Takaoka H, received the young investigators’ award(YIA) at the 27^th annual meeting of the Japanese Society of Cardiovascular Imaging(Jan 2017), the clinical research award at the 242nd Kantokoshinetsu regional meeting of the Japanese Circulation Society (JCS)(June 2017), and a research grant from the Tsuchiya Memorial Foundation for my research on the evaluation of LE in LVM on CT using FIRST.

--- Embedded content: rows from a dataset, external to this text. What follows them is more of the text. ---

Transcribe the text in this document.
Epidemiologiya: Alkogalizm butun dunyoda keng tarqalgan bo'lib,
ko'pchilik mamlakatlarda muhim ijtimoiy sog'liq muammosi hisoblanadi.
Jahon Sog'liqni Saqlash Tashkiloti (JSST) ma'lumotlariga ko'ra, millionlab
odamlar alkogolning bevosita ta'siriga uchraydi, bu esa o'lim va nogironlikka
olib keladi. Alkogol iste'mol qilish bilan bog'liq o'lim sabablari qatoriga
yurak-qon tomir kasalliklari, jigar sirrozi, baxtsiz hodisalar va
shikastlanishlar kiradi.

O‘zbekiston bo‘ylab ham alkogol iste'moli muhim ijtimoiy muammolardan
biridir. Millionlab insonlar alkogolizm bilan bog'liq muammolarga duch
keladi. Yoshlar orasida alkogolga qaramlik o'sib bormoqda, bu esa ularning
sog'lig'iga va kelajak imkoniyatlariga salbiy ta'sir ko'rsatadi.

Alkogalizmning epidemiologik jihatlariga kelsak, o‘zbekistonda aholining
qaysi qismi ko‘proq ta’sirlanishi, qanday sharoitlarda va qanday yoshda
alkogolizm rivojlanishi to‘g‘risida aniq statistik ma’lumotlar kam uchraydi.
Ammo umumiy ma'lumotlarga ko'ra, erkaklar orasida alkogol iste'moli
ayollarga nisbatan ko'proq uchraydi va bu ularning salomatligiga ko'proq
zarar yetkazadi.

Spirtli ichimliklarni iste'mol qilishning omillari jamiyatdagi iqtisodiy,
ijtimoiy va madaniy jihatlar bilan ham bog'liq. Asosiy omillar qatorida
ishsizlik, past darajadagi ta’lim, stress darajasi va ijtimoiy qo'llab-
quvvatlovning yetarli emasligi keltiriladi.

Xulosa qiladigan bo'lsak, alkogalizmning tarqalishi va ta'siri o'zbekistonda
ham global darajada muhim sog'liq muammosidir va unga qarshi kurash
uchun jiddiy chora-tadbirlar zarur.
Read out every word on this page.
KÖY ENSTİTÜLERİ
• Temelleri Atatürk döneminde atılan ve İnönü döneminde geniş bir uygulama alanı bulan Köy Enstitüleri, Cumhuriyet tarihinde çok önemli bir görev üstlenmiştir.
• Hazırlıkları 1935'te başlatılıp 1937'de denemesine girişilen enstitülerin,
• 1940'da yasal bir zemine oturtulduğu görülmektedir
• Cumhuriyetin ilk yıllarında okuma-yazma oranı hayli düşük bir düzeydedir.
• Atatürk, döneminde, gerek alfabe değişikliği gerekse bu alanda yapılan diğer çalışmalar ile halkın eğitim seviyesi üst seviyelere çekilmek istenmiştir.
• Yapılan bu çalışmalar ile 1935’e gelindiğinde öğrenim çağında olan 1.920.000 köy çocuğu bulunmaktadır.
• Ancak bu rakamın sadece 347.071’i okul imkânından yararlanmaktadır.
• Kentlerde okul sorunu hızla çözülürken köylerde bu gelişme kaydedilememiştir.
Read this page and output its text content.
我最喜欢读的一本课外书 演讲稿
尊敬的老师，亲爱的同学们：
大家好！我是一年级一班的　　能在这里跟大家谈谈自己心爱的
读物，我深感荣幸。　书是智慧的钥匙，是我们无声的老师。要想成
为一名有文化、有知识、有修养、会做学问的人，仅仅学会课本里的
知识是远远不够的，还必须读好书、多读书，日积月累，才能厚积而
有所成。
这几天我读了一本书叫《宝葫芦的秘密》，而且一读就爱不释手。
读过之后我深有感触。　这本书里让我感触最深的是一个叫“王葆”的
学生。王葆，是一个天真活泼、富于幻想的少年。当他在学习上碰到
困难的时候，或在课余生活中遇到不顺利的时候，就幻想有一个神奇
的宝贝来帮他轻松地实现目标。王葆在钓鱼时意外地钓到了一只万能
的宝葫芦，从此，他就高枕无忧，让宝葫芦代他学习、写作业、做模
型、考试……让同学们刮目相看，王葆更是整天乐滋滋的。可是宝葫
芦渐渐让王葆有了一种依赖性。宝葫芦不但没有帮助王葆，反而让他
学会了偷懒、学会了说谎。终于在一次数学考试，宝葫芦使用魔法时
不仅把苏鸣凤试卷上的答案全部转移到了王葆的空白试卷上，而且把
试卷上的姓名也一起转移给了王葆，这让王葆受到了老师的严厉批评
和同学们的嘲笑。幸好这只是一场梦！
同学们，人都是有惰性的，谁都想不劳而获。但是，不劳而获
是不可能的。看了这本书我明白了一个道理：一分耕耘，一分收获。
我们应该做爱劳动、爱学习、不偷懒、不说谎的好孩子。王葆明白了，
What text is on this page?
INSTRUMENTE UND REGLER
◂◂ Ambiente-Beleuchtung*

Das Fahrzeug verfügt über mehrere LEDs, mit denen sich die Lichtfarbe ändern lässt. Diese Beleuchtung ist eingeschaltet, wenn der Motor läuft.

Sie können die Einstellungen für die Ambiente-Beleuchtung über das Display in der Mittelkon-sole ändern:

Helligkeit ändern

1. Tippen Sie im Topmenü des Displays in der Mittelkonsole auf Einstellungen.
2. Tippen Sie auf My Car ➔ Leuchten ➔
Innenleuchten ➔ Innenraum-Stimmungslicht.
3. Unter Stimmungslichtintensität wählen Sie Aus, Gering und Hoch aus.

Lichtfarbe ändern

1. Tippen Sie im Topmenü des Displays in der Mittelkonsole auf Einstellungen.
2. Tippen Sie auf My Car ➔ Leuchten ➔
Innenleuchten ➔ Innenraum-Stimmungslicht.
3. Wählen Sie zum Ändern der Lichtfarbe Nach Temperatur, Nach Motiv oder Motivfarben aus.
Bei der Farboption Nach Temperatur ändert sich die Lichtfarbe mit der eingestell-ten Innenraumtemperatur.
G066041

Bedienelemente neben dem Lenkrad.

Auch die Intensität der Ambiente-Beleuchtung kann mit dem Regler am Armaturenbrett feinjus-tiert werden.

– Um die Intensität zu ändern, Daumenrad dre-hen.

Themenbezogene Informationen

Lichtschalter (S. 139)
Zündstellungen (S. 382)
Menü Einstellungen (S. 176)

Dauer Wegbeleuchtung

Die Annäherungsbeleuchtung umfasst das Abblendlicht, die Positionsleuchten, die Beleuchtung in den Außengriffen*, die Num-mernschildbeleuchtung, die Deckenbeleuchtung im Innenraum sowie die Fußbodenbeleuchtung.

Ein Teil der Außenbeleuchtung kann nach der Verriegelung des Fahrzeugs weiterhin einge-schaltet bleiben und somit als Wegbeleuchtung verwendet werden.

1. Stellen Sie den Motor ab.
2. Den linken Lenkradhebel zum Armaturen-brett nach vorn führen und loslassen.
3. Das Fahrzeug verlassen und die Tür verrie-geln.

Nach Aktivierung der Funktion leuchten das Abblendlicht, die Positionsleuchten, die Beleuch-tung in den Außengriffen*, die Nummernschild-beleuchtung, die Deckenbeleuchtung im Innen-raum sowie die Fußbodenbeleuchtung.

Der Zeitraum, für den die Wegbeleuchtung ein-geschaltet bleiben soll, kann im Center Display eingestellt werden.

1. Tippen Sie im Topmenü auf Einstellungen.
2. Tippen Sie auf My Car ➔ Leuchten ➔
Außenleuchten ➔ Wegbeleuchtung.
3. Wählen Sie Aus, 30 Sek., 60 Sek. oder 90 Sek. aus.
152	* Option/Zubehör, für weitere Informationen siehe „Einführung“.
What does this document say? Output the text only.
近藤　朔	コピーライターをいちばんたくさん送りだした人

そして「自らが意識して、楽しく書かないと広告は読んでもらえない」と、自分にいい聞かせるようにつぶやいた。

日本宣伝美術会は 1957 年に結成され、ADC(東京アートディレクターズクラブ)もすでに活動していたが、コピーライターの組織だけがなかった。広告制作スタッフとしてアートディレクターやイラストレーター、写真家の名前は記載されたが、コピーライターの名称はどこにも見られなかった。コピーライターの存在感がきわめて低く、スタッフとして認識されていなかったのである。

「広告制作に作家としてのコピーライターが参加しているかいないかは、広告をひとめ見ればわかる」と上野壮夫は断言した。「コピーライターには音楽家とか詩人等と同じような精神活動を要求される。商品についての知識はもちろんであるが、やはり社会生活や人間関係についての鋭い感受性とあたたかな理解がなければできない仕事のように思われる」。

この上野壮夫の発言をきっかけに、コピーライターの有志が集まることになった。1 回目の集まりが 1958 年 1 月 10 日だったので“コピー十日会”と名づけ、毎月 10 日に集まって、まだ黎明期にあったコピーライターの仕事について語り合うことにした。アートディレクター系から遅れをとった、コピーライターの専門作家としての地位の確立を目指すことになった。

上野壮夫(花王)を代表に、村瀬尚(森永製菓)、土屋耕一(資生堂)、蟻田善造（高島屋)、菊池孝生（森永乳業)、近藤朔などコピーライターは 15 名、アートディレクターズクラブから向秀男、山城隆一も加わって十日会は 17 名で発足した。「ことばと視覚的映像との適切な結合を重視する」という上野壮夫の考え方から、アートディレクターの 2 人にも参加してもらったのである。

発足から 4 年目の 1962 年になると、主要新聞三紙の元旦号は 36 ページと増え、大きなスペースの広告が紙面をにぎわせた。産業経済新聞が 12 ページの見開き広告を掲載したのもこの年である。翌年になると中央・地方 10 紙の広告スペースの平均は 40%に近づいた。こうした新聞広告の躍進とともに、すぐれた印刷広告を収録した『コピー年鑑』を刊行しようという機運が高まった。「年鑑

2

V．Educational achievement of medical and postgraduate students

We helped some medical students receive a total of five awards at several medical conferences(the annual meetings of the Japanese Society of Internal Medicine and Kantokoshinetsu regional conferences of JCS), four awards from the President of Chiba University, and 3 Encouragement Awards of Scholarship Program of School of Medicine, Chiba University. We also helped medical students write seven papers for worldwide medical journals in English^［20-26］］. Our postgraduate students received two YIAs at the Kantokoshinetsu regional conferences of JCS and one YIA at the annua meeting of the Myocardial Biopsy Society. Based on our abovementioned experience, we would like medical students to continue motivating for conducting clinical research and help them to be brilliant medical researchers who will work at the global medical stage.

VI．Conclusion

We contributed to the development of noninvasive diagnosis and clinical research of cardiovascular diseases using cardiac CT and to the cardiac imagingrelated education of medical and postgraduate students.

Acknowledgments

I would like to express my sincere thanks to my mentors, colleagues and collaborators, especially to Prof. Yoshio Kobayashi, Prof. Issei Komuro, Dr. Iwao Ishibashi, Dr. Nobusada Funabashi, Dr. Masae Uehara and Dr. Koya Ozawa. I also want to express my thanks to Prof. Koichi Sano for critically reviewing this article. This work was partially supported by the TSUCHIYA MEMORIAL MEDICAL FOUNDATION (Grant no. J17KF00167).

Contributors

HT was responsible for writing the manuscript and preparing the figures. Written informed consent to publication was obtained from the patients, whose cardiac CT and MRI images were used in all figures.

Conflict of interest

The author declare that they have no conflicts of interest, either financial or non-financial, with the contents of this article.